Electronics → Mobiles → Smartphones
path = "1/2/3"
Why it’s powerful
- Fetch entire subtrees without recursion
- Build breadcrumbs easily
- Generate SEO URLs
Query example
SELECT * FROM categories WHERE path LIKE '1/2/%';
4️⃣ sort_order – Display control (NOT hierarchy)
sort_order controls how categories appear in the UI.

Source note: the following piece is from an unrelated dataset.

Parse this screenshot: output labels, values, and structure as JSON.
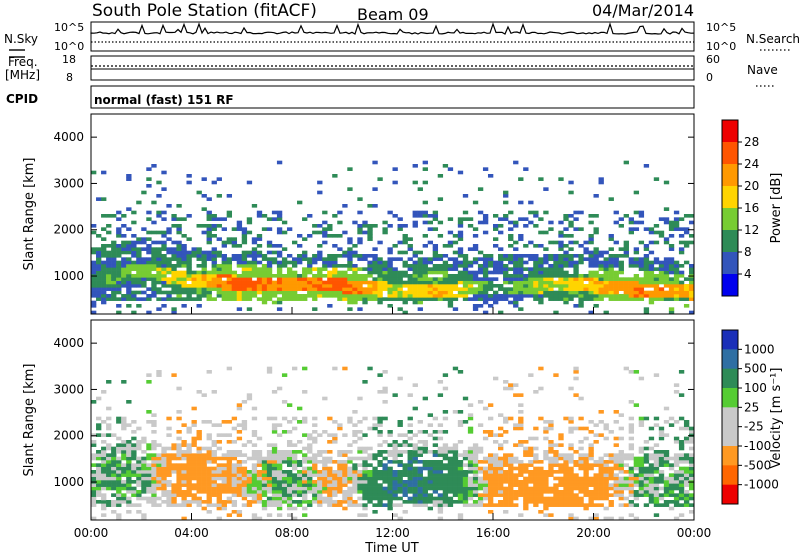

- Without it → unpredictable order
- With it → business‑controlled order
Query example
SELECT * FROM categories ORDER BY sort_order ASC;
Used for
- Navbar ordering
- Featured categories
- Seasonal rearrangements
Why Use level + path Together?
| Use case | level | path |
|---|---|---|
| Top‑level filtering | ✅ | ❌ |
| Max depth validation | ✅ | ❌ |
| Subtree queries | ❌ | ✅ |
| Breadcrumbs | ❌ | ✅ |
| SEO URLs | ❌ | ✅ |
They solve different problems, not duplication.
Product Association
Products usually belong to the leaf category.
CREATE TABLE products (
id UUID PRIMARY KEY,
name VARCHAR(255) NOT NULL,
slug VARCHAR(255) UNIQUE NOT NULL,
price NUMERIC(10,2) NOT NULL,
category_id UUID REFERENCES categories(id)
);
Final Recommendation
- ✅ Single
categoriestable - ✅
parent_idfor structure - ✅
levelfor depth logic - ✅
pathfor fast reads - ✅
slugfor clean URLs - ✅
sort_orderfor UI control
This design scales from startup MVP → large marketplace without schema changes.
Interview One‑Liner
A scalable category system uses a self‑referencing table with materialized paths to support unlimited depth, fast reads, clean URLs, and UI‑controlled ordering.